Another clinical interesting observation is the graded responses to stimulation seen during the stimulation and if that can be used as a method to predict if a stimulation have had a satisfying effect for the result of the treatment.
Neurophysiological aspects: In a majority of the responses a high amplitude hyper-synchronized gamma (γ)-activity was triggered from the frontal stimulation position and recorded at a distant parietal position. Most probably, this is a transmitted activity via Cortico-Cortico connections, Cortico-Thalamic pathways or association pathways. No firm conclusions on this issue can be drawn from this study, but some observations shows different responses in the left parietal region compared to the right and a time lag between these responses (inter-hemispheric pathways?).
As the stimulation does not reflect a normal brain activity the relation to normal neurophysiologic processes is uncertain e.g. the transient moving gamma (γ)-activity suggested by Professor Stuart Hameroff as a basis for conscious cognitive neurocomputation (The “consciousness pilot”-dendritic synchrony moves through the brain to mediate consciousness. Stuart Hameroff., Journal of Biological Physics Vol. 36 nr. 1. 2010 Springer). However at least a neuronal basis for hyper-synchronized gamma (γ)-activity which can be transmitted have been shown by these observations.

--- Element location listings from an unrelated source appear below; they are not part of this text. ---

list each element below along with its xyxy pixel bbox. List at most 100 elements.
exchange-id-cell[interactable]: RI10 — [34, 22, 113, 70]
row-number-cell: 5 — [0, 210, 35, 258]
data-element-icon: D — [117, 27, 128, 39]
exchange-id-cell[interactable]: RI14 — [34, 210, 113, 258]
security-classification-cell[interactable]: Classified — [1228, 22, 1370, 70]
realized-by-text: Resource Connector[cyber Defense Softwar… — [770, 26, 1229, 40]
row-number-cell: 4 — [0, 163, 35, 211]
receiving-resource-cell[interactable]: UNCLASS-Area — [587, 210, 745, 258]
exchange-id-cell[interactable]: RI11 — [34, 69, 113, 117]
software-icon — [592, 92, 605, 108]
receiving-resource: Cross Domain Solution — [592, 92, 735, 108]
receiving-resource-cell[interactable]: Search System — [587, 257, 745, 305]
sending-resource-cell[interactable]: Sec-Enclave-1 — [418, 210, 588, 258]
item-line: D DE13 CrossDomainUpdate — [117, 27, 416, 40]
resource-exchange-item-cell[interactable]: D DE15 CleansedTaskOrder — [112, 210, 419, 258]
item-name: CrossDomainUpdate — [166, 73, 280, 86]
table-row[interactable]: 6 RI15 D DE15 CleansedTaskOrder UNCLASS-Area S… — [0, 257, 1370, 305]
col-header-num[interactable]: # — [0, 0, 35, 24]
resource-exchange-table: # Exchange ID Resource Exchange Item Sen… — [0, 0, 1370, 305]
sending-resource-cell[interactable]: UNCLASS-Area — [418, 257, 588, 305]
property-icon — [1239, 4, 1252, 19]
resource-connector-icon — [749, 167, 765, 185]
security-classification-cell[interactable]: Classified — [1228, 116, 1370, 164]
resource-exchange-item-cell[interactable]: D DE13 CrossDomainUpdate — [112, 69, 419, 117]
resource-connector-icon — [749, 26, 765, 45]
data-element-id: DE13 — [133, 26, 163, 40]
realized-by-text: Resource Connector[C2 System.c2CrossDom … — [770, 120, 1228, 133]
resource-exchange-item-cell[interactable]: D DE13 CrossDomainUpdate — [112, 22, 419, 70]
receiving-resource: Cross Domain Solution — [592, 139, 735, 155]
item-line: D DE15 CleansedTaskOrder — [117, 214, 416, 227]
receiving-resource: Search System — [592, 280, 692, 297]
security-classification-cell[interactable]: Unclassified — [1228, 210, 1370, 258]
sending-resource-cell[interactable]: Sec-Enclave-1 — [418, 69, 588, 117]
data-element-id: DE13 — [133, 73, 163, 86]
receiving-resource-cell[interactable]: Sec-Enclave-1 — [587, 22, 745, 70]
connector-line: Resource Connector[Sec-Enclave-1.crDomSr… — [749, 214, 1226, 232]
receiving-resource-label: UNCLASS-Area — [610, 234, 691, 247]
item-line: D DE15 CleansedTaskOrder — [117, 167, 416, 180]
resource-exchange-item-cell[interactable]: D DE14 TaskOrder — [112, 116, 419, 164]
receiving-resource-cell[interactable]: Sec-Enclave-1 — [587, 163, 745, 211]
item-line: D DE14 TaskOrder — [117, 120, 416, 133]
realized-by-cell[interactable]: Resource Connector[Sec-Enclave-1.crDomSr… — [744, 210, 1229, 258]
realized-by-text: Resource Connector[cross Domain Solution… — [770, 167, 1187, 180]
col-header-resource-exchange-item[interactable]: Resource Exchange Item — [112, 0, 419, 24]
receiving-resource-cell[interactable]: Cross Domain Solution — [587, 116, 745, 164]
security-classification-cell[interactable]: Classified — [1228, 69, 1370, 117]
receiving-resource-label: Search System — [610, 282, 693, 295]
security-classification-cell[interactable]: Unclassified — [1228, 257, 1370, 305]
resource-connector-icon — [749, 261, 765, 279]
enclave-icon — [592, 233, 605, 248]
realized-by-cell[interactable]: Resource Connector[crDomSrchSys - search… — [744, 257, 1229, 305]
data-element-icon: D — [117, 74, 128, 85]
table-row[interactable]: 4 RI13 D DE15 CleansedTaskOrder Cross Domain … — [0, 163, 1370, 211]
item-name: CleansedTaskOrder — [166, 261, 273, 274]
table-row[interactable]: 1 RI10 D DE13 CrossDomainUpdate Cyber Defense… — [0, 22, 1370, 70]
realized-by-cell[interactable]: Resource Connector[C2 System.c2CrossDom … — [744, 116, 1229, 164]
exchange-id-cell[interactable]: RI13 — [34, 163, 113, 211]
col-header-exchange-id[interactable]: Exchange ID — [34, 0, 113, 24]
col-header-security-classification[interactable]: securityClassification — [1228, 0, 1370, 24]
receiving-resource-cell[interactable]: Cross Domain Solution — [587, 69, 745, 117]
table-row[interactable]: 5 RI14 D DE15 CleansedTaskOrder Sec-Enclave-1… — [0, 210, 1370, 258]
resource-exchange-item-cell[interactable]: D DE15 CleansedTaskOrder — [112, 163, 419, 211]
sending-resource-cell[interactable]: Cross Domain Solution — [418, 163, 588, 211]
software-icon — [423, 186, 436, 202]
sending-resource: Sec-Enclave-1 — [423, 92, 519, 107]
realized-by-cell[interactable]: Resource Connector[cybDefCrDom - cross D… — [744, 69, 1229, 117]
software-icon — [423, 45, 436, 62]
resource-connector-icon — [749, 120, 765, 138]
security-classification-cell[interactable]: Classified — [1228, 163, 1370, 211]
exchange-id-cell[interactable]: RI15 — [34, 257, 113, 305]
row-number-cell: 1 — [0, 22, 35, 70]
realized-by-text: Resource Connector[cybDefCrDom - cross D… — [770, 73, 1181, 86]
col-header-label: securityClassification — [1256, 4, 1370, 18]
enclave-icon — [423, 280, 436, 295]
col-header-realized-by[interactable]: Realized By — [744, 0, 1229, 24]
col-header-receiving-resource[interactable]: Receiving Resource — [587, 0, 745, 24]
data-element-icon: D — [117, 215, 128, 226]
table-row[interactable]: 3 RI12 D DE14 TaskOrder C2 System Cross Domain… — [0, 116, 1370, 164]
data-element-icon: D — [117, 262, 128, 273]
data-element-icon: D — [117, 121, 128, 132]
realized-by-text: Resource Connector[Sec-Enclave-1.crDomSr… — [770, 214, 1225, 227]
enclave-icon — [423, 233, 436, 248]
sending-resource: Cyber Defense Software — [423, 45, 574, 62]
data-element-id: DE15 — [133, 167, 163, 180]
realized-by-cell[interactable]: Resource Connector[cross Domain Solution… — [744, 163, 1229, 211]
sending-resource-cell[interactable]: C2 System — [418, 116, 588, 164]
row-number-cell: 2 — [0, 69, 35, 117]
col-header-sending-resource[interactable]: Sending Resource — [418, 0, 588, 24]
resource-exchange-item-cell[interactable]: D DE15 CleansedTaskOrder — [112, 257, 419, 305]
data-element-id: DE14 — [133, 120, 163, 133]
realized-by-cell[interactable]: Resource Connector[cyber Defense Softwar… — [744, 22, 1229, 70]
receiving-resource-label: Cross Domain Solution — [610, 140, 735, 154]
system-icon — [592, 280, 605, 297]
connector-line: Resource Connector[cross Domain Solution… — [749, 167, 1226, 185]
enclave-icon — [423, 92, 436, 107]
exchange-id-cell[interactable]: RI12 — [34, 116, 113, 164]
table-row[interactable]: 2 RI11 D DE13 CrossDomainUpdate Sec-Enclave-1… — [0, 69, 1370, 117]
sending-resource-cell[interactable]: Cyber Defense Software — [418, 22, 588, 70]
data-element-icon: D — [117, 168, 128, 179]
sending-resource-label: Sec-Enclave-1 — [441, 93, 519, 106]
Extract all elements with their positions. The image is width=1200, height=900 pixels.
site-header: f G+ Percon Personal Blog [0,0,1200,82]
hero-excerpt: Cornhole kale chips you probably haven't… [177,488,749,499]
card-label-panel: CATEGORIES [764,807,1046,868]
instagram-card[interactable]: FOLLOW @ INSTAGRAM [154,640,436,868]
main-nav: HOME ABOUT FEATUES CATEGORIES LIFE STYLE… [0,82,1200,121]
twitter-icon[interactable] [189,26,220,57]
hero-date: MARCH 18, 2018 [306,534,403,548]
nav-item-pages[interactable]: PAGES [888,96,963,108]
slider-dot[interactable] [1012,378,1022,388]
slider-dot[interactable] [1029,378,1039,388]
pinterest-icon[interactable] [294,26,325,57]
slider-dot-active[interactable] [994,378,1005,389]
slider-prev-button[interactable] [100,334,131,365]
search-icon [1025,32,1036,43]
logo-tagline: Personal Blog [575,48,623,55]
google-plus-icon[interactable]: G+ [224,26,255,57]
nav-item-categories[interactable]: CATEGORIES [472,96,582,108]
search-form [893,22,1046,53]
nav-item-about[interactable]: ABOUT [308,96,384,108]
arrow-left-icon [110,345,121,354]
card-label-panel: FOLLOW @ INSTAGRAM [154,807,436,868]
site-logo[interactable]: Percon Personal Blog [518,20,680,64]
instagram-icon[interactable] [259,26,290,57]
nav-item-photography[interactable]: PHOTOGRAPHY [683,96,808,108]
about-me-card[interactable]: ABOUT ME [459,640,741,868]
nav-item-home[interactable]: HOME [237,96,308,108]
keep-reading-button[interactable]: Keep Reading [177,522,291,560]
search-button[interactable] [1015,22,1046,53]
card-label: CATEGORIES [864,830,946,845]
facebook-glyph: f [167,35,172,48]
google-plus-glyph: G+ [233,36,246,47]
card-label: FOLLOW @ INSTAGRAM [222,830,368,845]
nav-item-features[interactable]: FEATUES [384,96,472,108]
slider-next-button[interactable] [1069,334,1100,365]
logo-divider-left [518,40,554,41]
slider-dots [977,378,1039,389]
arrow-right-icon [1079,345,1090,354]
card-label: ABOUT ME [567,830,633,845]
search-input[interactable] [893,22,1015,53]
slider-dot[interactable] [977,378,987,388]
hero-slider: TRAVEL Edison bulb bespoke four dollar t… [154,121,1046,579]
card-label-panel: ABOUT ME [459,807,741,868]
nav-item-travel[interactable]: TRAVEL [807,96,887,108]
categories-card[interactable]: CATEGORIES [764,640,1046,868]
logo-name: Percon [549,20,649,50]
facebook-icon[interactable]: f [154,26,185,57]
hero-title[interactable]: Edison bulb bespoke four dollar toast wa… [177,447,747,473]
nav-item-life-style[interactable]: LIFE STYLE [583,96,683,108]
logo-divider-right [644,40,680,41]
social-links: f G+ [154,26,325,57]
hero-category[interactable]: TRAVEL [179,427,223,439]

A graded response to the frontal electrical stimulation position during ECT-sessions can be recorded in surface EEG at a distant parietal site. The responses trigger a hyper-synchronized gamma (γ)-activity in a majority of the sessions. This observation might offer a new and improved monitoring technique for ECT and raises questions of this hyper-synchronized gamma (γ)-activity plays a role for the treatment effect. Furthermore, it demonstrates a neuronal basis for transmission of hyper-synchronized gamma (γ)-activity in cortex.